Elle rêvait de devenir pilote mais par manque de moyens, elle a décidé alors de faire le journalisme. « A l’université, je m’intéressais beaucoup plus au cours du photojournalisme et je suis vraiment à l’aise dans ça. L’écrit ce n’était pas beaucoup mon affaire mais tout ce qui est technique, le montage, la caméra, la photographie m’intéressent. Donc j’ai décidé de me lancer dans cette aventure », explique-t-elle. C’est ainsi qu’elle commence à suivre des cours en informatique, ensuite en photographie et l’infographie tout en étudiant.

Devenir une « camérawoman » est un défi qu’elle s’est lancée, mesurant les difficultés que rencontrent les femmes dans ce milieu. Au Tchad, tenir la caméra est considéré comme un métier réservé aux hommes. On compte sur les bouts des doigts de la main les femmes qui exercent dans ce métier.

Lentement mais sûrement, après sa licence, Néné Fatimé Brahim a débuté par un stage académique au niveau du journal N’Djamena Bi-Hebdo.
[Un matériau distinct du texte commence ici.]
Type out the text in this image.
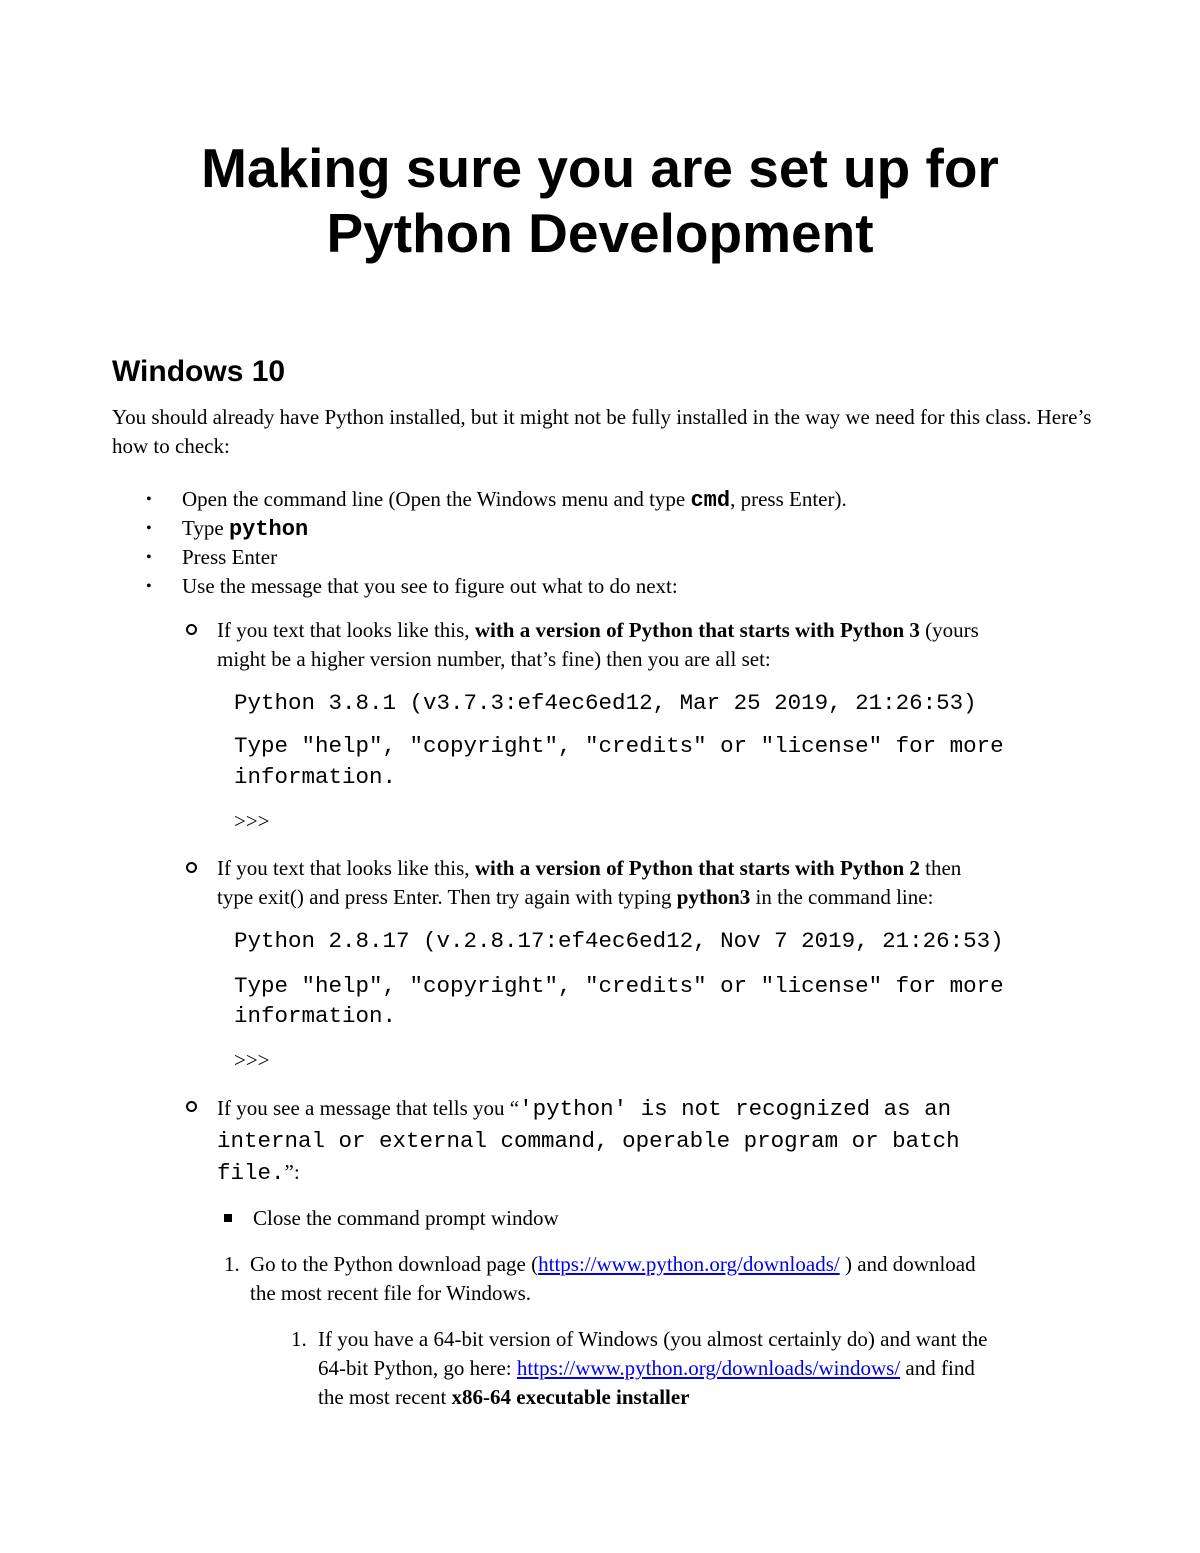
Making sure you are set up for
Python Development
Windows 10

You should already have Python installed, but it might not be fully installed in the way we need for this class. Here’s how to check:

• Open the command line (Open the Windows menu and type cmd, press Enter).

• Type python

• Press Enter

• Use the message that you see to figure out what to do next:

If you text that looks like this, with a version of Python that starts with Python 3 (yours
might be a higher version number, that’s fine) then you are all set:

Python 3.8.1 (v3.7.3:ef4ec6ed12, Mar 25 2019, 21:26:53)

Type "help", "copyright", "credits" or "license" for more

information.

>>>

If you text that looks like this, with a version of Python that starts with Python 2 then
type exit() and press Enter. Then try again with typing python3 in the command line:

Python 2.8.17 (v.2.8.17:ef4ec6ed12, Nov 7 2019, 21:26:53)

Type "help", "copyright", "credits" or "license" for more

information.

>>>

If you see a message that tells you “'python' is not recognized as an
internal or external command, operable program or batch
file.”:

Close the command prompt window

1. Go to the Python download page (https://www.python.org/downloads/ ) and download
the most recent file for Windows.

1. If you have a 64-bit version of Windows (you almost certainly do) and want the
64-bit Python, go here: https://www.python.org/downloads/windows/ and find
the most recent x86-64 executable installer
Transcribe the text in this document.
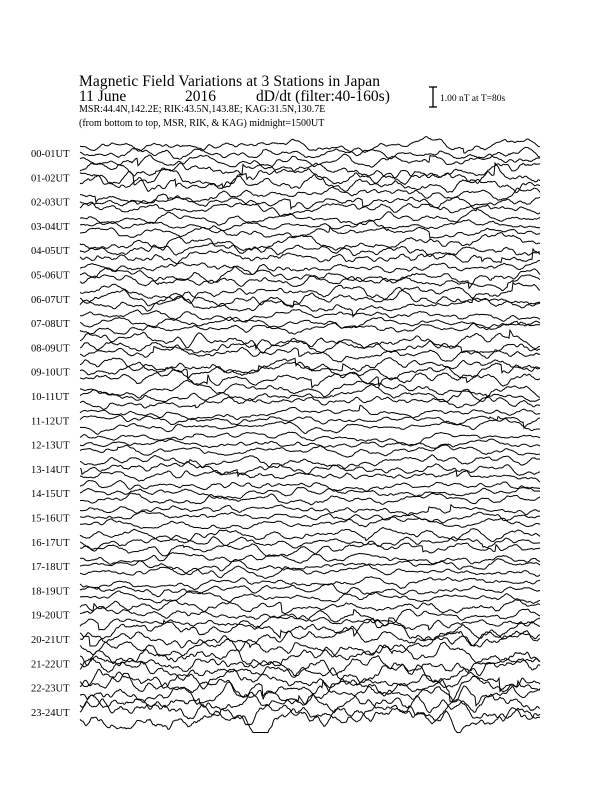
Magnetic Field Variations at 3 Stations in Japan
11 June	2016	dD/dt (filter:40-160s)
MSR:44.4N,142.2E; RIK:43.5N,143.8E; KAG:31.5N,130.7E
(from bottom to top, MSR, RIK, & KAG) midnight=1500UT
1.00 nT at T=80s
00-01UT
01-02UT
02-03UT
03-04UT
04-05UT
05-06UT
06-07UT
07-08UT
08-09UT
09-10UT
10-11UT
11-12UT
12-13UT
13-14UT
14-15UT
15-16UT
16-17UT
17-18UT
18-19UT
19-20UT
20-21UT
21-22UT
22-23UT
23-24UT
Arrivée au terme de son stage, elle prend part à un casting lancé par la chaîne de télévision Tchad 24. C’est là où tout commence pour Néné Fatimé Brahim, elle touche du doigt son rêve de devenir la « Camerawoman ».
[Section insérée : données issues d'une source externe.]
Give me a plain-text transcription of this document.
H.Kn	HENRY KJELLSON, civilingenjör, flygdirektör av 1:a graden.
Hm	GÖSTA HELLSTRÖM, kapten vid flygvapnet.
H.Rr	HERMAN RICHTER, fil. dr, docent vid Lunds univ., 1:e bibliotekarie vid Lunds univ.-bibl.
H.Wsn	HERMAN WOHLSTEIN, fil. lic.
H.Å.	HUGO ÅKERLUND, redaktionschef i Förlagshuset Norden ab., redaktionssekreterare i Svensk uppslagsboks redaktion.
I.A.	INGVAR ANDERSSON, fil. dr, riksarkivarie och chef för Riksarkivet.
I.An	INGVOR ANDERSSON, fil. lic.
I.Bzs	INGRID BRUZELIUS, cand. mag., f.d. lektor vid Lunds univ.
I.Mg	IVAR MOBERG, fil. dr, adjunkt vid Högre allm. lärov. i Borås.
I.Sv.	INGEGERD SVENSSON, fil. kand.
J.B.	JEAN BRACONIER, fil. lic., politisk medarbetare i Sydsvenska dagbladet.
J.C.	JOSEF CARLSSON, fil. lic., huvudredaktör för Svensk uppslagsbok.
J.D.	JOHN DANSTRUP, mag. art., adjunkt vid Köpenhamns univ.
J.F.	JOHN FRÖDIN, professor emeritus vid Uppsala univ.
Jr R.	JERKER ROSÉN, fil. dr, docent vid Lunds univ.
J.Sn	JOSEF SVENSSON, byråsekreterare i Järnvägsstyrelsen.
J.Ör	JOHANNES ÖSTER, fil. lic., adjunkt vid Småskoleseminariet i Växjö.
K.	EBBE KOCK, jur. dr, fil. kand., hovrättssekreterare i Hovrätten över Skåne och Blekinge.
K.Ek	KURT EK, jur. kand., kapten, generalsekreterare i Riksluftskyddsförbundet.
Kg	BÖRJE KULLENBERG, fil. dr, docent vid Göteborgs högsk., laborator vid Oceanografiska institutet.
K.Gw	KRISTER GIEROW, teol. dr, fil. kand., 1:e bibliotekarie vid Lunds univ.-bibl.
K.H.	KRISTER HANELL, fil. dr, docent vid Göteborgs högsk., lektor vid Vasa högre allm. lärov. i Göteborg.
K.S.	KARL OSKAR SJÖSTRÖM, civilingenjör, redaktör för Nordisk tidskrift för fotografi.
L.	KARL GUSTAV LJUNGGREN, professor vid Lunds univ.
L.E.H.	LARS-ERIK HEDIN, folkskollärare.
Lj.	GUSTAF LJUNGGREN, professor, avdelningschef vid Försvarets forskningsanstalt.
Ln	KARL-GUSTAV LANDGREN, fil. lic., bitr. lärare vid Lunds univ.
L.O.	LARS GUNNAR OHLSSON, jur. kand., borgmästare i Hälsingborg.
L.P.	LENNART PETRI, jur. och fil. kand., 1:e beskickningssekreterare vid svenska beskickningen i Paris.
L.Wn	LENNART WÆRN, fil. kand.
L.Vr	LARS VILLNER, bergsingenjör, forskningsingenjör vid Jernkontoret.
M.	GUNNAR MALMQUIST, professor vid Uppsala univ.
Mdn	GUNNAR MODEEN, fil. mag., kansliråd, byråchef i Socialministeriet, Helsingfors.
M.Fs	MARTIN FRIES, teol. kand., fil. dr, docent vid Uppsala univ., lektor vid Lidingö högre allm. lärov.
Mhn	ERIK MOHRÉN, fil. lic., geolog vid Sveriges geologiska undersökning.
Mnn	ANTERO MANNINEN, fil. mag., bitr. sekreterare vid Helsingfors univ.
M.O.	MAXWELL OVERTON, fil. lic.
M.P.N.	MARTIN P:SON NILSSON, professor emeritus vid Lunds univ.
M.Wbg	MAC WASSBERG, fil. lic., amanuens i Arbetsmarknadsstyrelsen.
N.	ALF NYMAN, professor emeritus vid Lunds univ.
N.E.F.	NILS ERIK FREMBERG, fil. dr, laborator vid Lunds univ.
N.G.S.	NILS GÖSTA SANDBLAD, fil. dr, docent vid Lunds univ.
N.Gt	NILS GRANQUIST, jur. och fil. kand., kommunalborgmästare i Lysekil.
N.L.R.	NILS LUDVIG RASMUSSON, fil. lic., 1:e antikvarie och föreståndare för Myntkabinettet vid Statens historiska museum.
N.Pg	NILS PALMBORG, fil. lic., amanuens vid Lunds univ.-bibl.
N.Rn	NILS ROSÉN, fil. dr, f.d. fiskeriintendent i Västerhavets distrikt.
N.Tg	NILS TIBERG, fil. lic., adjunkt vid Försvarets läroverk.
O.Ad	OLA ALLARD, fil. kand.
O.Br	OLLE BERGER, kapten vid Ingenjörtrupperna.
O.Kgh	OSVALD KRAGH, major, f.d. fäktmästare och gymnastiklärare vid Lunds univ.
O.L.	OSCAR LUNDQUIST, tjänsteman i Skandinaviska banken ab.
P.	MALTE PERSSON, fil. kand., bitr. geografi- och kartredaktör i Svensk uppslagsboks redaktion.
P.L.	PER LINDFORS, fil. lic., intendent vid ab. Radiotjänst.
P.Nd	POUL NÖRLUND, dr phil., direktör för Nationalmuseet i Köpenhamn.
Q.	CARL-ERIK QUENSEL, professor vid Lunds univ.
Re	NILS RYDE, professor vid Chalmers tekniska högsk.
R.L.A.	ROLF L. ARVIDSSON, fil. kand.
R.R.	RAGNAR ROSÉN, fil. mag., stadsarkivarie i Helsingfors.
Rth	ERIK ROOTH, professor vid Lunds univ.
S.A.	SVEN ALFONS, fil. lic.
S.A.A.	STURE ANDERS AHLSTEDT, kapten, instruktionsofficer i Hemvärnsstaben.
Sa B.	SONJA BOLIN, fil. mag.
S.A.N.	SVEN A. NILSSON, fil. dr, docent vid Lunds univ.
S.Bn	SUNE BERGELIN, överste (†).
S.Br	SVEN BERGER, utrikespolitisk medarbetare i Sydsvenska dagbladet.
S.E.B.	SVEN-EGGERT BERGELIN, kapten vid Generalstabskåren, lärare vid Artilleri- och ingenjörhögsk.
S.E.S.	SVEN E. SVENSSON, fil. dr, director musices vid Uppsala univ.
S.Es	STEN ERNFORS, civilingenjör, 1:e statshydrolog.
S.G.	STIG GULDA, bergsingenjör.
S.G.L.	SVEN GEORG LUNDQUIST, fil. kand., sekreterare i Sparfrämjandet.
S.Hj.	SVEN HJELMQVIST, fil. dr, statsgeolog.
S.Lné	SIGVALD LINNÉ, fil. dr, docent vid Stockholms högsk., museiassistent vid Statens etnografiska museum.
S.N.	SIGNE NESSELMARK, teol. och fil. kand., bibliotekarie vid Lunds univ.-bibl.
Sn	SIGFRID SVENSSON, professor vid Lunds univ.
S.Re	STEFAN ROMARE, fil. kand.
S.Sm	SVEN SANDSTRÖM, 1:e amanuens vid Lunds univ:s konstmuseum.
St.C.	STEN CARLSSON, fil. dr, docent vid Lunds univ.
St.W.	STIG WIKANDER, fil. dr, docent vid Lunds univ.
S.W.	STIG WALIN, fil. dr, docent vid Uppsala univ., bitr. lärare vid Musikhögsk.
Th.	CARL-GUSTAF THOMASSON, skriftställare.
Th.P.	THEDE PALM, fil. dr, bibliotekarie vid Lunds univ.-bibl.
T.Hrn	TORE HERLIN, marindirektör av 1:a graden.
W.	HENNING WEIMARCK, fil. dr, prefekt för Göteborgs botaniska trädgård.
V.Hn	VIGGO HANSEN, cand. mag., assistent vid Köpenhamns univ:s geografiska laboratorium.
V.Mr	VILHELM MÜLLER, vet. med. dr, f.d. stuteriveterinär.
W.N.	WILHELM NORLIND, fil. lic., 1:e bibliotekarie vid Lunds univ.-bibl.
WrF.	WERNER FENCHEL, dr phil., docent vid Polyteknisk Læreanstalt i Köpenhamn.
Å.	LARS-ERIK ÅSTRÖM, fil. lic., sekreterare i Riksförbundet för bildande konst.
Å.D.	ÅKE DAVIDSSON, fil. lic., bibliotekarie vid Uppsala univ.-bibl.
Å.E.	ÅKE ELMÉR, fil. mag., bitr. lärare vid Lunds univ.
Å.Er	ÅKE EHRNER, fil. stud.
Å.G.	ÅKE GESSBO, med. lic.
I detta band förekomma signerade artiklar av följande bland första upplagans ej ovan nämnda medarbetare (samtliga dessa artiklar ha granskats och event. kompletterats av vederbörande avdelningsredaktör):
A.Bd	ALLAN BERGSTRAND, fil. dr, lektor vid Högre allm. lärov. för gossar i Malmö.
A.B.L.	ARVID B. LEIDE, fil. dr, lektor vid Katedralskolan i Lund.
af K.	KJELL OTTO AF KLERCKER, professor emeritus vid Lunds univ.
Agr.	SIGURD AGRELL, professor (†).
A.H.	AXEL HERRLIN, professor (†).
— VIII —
« C’est une fille qui aime son travail, elle aime apprendre. A Tchad 24, elle faisait le journalisme simple mais elle a appris le montage et la caméra c’est parce qu’elle était un peu frustrée par le comportement des caméramen et techniciens en global. C’est ce qui l’a amené à s’auto-former dans ce domaine », témoigne sa collègue Rassem Mordjim Leila.

A Tchad 24, Néné Fatimé Brahim a travaillé pendant deux ans et demi, de 2019 à 2021, comme cadreuse et monteuse. Ensuite elle intègre la télévision Sahara TV avec la lourde tâche de chef de service de montage de 2021 à 2023.

Actuellement, elle est en service au journal Tchadinfos dans le cadre du projet « Tchadinfos TV ». « Tchad Infos œuvre beaucoup pour le professionnalisme et ici je peux mieux acquérir de nouvelles connaissances », a-t-elle justifié sa venue dans ce média.

Lors du DNIS (Dialogue National Inclusif et Souverain) tenu du 20 août au 08 octobre 2022 au palais des arts et de la culture, elle a été recrutée par le CODNI (Comité d’Organisation du Dialogue National Inclusif) comme cadreuse. Elle a fait ses preuves étant la seule femme cameraman parmi les hommes. « Au début, je me sentais bizarre. Beaucoup plus les gens pensent qu’être cameraman est un métier pour homme et non pour les femmes », a-t-elle analysé.  

Les difficultés dans l’exercice de son métier, Néné Fatimé Brahim en rencontre. Son statut de femme joue. « Les difficultés que je rencontre sont beaucoup plus liées à la couverture des cérémonies officielles. Avec les militaires qui assurent la sécurité, j’ai souvent des problèmes. Des fois, on en arrive même aux mains », explique-t-elle.

D’après Néné, il n’y a pas un métier réservé aux hommes. Elle appelle ses sœurs à mettre un terme à ces arrière-pensées « Je lance un cri fort à l’endroit de mes sœurs qui pensent que la camera c’est seulement pour les hommes de se donner corps et âme et arracher leur place, il faut mettre de côté ces arrière-pensées que tel c’est un métier réservé aux hommes », recadre-t-elle.

Guidée par la passion, aujourd’hui elle nourrit une grande ambition qui est celle de mettre en valeur la femme tchadienne. « J’ai un projet de créer mon propre studio et former uniquement des femmes en camera, montage et autres parce qu’il faut valoriser la femme tchadienne, elle n’est pas « Mara Sakit (Femme seulement) ».